Repeated measures ANOVAs were used as the main tool for statistical analyses. To assess the presence of adaptation for each target, we compared PRE (last six baseline trials), EARLY adaptation (six first adaption trials), LATE adaptation (last six adaptation trials), and POST phases (last six trials of post session). Newman–Keuls corrections were used for post hoc t tests to correct for multiple comparisons. A conventional 0.05 significance threshold was used for all analyses.
Results
General overview
Figure 3 plots all reaching trials performed by each group during baseline, early exposure, late exposure, and return to baseline (post session). As can be seen reaching performance was substantially altered when the rotation was first introduced (see red and green targets during early exposure). However, over the course of training, the detrimental effect of the rotation was strongly reduced (see red and green targets during late exposure). Subsequently when the rotation was removed (post session), after-effects were observed in the opposite direction. In the next sections, we analyze in more details these qualitative observations.

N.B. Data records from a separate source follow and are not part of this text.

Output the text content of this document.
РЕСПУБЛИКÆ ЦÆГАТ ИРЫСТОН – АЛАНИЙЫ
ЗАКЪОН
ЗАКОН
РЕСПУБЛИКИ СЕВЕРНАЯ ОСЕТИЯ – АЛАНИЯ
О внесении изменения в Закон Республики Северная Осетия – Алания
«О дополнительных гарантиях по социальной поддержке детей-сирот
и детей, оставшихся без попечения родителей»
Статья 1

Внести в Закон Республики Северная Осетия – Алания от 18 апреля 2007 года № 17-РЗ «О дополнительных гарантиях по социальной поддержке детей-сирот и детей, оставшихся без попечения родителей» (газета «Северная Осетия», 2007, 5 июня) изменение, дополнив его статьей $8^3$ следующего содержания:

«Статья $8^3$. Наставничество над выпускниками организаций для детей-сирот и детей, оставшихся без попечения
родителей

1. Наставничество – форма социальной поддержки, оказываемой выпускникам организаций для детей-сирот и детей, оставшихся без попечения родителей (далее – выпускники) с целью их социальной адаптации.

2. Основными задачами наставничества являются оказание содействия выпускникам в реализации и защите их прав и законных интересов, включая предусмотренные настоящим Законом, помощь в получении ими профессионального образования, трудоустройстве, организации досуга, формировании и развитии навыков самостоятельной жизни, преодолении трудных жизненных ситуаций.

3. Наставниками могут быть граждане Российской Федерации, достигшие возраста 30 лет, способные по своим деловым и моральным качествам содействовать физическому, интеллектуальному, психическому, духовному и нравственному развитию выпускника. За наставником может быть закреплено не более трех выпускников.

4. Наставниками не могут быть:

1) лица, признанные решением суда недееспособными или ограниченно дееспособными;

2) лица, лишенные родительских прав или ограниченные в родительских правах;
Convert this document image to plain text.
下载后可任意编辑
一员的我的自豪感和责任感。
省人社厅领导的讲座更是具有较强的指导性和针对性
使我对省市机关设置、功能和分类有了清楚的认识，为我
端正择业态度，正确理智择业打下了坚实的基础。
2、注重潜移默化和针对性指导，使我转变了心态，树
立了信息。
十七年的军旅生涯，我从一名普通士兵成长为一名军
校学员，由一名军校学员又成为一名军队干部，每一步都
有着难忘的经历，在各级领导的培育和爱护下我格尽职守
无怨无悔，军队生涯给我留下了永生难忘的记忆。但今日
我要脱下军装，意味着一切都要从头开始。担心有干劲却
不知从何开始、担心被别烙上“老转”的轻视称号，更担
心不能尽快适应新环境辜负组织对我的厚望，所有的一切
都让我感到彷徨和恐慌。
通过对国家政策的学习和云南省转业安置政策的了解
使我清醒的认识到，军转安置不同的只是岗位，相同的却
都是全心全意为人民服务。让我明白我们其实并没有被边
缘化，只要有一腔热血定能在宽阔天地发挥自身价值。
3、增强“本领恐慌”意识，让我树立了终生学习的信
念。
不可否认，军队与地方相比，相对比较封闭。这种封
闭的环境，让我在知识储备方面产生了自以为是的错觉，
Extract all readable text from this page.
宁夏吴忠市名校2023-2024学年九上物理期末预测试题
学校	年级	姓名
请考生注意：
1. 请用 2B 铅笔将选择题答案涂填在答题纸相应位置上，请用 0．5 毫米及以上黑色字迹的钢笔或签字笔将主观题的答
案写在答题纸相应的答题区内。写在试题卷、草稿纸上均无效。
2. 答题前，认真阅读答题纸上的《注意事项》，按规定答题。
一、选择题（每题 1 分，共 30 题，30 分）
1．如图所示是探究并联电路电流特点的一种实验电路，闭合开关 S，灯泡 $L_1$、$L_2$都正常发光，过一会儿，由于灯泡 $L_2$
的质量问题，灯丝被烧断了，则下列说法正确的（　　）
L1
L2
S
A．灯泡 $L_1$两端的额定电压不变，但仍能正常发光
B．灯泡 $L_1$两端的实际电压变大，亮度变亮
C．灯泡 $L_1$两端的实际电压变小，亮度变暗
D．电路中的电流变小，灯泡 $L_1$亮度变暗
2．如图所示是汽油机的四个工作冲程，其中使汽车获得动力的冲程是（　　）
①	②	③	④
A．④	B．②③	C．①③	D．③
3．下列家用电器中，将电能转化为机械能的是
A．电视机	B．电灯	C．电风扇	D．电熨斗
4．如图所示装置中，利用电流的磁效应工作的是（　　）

In Figure 4 we present the timeline of directional error over the whole experiment, for each target separately. As can be seen, for Targets 2–4, directional error increased substantially at the initiation of the adaptation phase. However directional error decreased throughout practice, up to a point where it was indistinguishable from the baseline phase. In the postadaptation phase, robust after-effects were observed in the opposite direction, suggestive of implicit visuomotor adaptation. In contrast, no similar trend was observed for Target 1, for which visual feedback was not perturbed. Below we examine, separately for each target, adaptation and after-effects in more detail.
Target 1 (no rotation)
We propose first to examine reaching movements performed toward Target 1, for which visual feedback was not altered during the adaptation phase, and thus did not require any corrective actions. One-way ANOVA of directional error revealed no main effect of PHASE (BASE = 2.8°, EARLY = 1.3°, LATE = 0°, POST = 0.7°; F(3,72) = 2.22; p = 0.09). This analysis is consistent with the view that participants did not adapt hand movements when reaching Target 1, and that there was virtually no detrimental effect from adjacent targets that were rotated.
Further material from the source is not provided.